President Obama's former defense secretary Chuck Hagel said he was subjected to backstabbing by those in the White House who sought to tarnish his reputation, even after he agreed to resign.
"They already had my resignation, so what was the point of just continuing to try to destroy me?" Hagel said in an interview with Foreign Policy magazine published on Friday.
Hagel also said he was admonished for describing the Islamic State group as "beyond anything we've ever seen" after the jihadists rampaged through large parts of Syria and Iraq last year.
"I got accused of trying to hype something, overstate something, and make something more than it was," Hagel told Foreign Policy.
"I didn't know all of it, but I knew we were up against something here that we had never seen before. And in many ways, we were not prepared for it."
President Obama lost international credibility when he decided against attacking Syrian President Bashar al-Assad in 2013, the former defense chief said in a damning appraisal of his former boss.
In his first lengthy public remarks since being forced from the top Pentagon position in February, Hagel aired a series of gripes against Obama, including that leaders around the world lost confidence in the president after he backed down from attacking Assad.
In August 2013, Obama said publicly that Assad's use of chemical weapons would be a "red line."
Many of Hagel’s attacks were aimed at National Security Adviser Susan Rice, though he did not name her specifically in the Foreign Policy interview.
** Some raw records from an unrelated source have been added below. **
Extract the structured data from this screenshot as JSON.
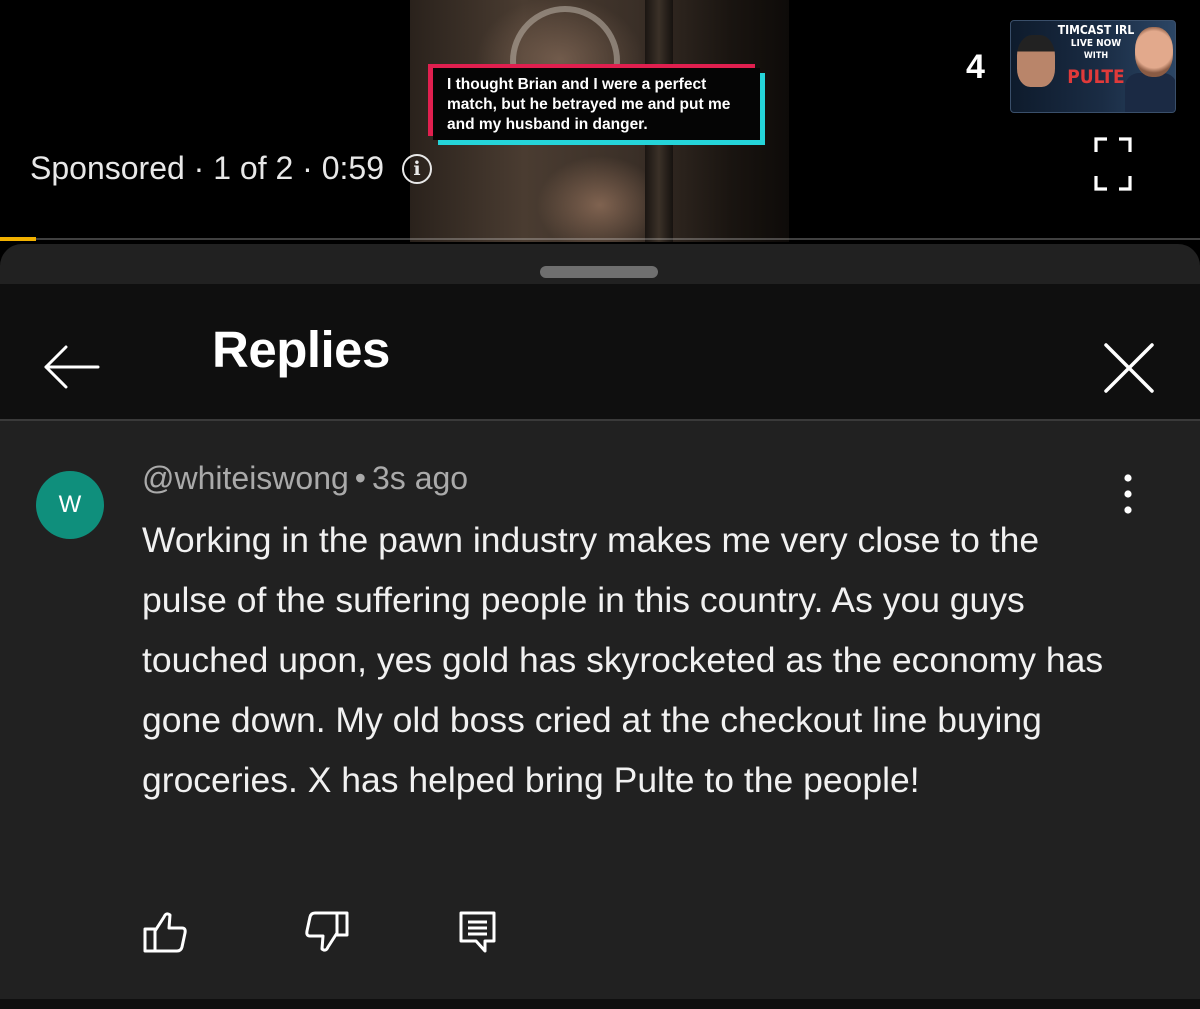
{
  "video": {
    "caption": "I thought Brian and I were a perfect match, but he betrayed me and put me and my husband in danger.",
    "ad_status": "Sponsored · 1 of 2 · 0:59",
    "count": "4",
    "promo": {
      "line1": "TIMCAST IRL",
      "line2": "LIVE NOW",
      "line3": "WITH",
      "line4": "PULTE"
    },
    "progress_fraction": 0.03,
    "colors": {
      "progress": "#f2b100",
      "caption_pink": "#e01f4f",
      "caption_cyan": "#25d4d9"
    }
  },
  "replies": {
    "title": "Replies",
    "comment": {
      "avatar_letter": "W",
      "avatar_color": "#0f8f7c",
      "author": "@whiteiswong",
      "separator": "•",
      "time": "3s ago",
      "text": "Working in the pawn industry makes me very close to the pulse of the suffering people in this country. As you guys touched upon, yes gold has skyrocketed as the economy has gone down. My old boss cried at the checkout line buying groceries. X has helped bring Pulte to the people!"
    },
    "icons": [
      "back-arrow-icon",
      "close-icon",
      "more-vert-icon",
      "thumbs-up-icon",
      "thumbs-down-icon",
      "reply-icon"
    ]
  }
}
Former aides told the magazine that Hagel regularly clashed with Rice over Syria and the U.S. prison at Guantánamo Bay, Cuba.
After the Syrian leader used the weapons against his own people anyway, Hagel finalized plans to launch cruise missiles against the Damascus regime.
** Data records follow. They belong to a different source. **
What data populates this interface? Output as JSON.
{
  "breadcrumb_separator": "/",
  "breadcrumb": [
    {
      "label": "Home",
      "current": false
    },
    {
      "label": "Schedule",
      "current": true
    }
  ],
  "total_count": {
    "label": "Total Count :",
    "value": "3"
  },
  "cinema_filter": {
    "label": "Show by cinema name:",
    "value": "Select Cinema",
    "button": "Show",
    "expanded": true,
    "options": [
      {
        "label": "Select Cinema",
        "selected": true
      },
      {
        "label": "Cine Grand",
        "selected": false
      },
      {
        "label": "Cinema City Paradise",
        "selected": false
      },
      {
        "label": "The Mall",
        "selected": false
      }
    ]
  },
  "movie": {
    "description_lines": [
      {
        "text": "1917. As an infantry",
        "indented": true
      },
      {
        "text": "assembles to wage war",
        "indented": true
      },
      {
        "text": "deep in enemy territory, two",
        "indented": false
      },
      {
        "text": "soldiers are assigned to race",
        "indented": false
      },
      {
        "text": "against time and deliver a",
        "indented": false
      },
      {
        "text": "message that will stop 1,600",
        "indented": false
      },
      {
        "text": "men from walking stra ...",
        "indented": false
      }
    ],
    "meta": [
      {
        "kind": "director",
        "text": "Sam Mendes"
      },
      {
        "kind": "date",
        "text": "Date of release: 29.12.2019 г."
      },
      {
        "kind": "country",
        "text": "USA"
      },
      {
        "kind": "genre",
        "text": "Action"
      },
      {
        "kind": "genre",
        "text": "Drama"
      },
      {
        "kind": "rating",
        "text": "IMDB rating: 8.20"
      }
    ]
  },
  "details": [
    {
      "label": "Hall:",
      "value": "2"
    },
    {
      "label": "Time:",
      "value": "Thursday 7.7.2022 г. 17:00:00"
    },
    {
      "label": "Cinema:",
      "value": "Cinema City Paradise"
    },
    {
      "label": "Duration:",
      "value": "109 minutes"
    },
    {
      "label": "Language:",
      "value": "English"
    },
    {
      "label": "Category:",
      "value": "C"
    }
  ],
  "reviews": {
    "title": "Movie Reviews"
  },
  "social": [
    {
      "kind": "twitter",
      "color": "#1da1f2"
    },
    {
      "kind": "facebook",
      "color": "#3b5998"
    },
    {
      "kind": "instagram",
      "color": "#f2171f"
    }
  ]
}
But the order to attack never came -- lawmakers did not support the action.
"Whether it was the right decision or not, history will determine that," Hagel said.
"There's no question in my mind that it hurt the credibility of the president's word when this occurred."
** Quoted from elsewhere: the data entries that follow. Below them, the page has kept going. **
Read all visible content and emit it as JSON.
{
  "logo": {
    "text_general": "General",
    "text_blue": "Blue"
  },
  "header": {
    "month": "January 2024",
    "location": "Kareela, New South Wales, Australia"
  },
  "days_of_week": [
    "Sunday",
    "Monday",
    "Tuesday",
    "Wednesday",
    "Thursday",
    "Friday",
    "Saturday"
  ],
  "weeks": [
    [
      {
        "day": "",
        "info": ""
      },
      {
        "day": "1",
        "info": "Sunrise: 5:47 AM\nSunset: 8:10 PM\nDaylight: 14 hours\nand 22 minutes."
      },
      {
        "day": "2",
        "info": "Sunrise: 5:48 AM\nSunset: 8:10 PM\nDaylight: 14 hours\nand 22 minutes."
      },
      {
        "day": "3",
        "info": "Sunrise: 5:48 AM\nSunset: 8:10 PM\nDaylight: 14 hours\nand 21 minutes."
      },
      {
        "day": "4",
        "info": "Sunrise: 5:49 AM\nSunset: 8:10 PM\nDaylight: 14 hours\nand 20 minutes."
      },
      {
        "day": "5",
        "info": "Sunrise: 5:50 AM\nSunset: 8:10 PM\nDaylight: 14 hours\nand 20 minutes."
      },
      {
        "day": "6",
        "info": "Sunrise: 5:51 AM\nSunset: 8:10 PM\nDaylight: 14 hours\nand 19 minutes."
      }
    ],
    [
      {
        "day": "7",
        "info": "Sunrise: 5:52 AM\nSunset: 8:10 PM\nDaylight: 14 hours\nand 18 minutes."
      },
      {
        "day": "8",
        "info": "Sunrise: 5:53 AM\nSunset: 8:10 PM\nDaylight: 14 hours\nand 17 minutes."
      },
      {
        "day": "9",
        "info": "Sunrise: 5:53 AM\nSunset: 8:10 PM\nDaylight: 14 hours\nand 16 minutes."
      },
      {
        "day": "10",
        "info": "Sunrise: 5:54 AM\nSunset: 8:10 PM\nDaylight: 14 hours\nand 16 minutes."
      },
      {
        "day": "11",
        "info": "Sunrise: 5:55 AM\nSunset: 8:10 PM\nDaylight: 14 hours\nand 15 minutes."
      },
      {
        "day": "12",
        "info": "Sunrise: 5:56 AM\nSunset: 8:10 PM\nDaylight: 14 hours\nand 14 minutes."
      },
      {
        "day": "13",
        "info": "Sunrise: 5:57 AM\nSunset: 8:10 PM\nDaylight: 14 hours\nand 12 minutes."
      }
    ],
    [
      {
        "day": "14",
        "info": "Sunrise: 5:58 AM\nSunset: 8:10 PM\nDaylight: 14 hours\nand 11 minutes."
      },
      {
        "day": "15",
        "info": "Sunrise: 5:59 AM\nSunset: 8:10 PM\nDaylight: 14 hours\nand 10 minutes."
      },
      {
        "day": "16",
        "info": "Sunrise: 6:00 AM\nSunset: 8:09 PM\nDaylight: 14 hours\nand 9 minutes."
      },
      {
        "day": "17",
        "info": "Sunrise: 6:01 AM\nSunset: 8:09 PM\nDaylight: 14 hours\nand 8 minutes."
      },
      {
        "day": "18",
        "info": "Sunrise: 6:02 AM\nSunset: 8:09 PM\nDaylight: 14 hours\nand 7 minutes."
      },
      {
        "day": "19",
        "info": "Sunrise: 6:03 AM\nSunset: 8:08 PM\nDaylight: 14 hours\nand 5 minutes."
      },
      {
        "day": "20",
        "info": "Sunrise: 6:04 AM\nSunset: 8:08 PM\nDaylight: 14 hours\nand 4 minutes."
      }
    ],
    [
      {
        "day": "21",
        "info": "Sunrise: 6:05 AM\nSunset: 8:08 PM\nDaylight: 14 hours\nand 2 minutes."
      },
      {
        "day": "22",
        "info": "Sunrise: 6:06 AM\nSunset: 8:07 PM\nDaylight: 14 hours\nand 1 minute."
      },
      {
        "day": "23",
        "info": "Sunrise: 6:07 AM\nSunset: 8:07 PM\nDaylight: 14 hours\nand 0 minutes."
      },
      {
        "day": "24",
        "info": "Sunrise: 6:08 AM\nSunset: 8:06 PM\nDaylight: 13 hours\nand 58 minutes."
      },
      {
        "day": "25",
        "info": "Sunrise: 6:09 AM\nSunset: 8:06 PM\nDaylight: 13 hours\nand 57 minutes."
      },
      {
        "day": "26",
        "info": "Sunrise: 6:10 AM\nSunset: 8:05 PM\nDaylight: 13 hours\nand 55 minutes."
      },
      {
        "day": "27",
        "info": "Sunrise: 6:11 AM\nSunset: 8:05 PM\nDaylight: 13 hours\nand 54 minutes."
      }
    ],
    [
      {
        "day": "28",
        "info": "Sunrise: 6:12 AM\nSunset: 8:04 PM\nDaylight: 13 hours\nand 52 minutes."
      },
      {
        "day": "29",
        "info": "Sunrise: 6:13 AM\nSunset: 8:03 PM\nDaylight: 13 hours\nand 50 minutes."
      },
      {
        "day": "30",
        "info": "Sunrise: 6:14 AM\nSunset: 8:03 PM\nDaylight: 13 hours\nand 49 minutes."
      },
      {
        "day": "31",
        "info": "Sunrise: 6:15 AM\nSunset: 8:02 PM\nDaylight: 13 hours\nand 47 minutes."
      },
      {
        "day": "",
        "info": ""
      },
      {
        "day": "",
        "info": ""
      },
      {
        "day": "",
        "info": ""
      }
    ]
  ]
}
Hagel said the episode underscores the White House's struggles on what to do in war-torn Syria.
Officials would hold lengthy meetings on the subject that would often end with no decisions being made, he said.
"For one thing, there were way too many meetings,” Hagel said. “The meetings were not productive.
"I don’t think many times we ever actually got to where we needed to be," he added. "We kept kind of deferring the tough decisions. And there were always too many people in the room."
Hagel said that many times he was able to meet with Obama, but oftentimes not privately.
“There were times that I had called over and asked to have a private meeting with the president, and when I showed up, there were others in the room,” he said.
A senior Obama administration official told Foreign Policy that the president did not want to carry out a military operation without first getting congressional approval.
Obama eventually pulled together a coalition that in August 2014 began carrying out air strikes against the IS group. The effort continues today, though Obama has pledged to intensify the raids and is increasing numbers of special operations forces on the ground.
Hagel also said the White House routinely meddled in Pentagon matters. His immediate predecessors, Leon Panetta and Robert Gates, have also been critical of White House micromanagement.
Hagel's successor is Ashton Carter, Obama's fourth defense secretary.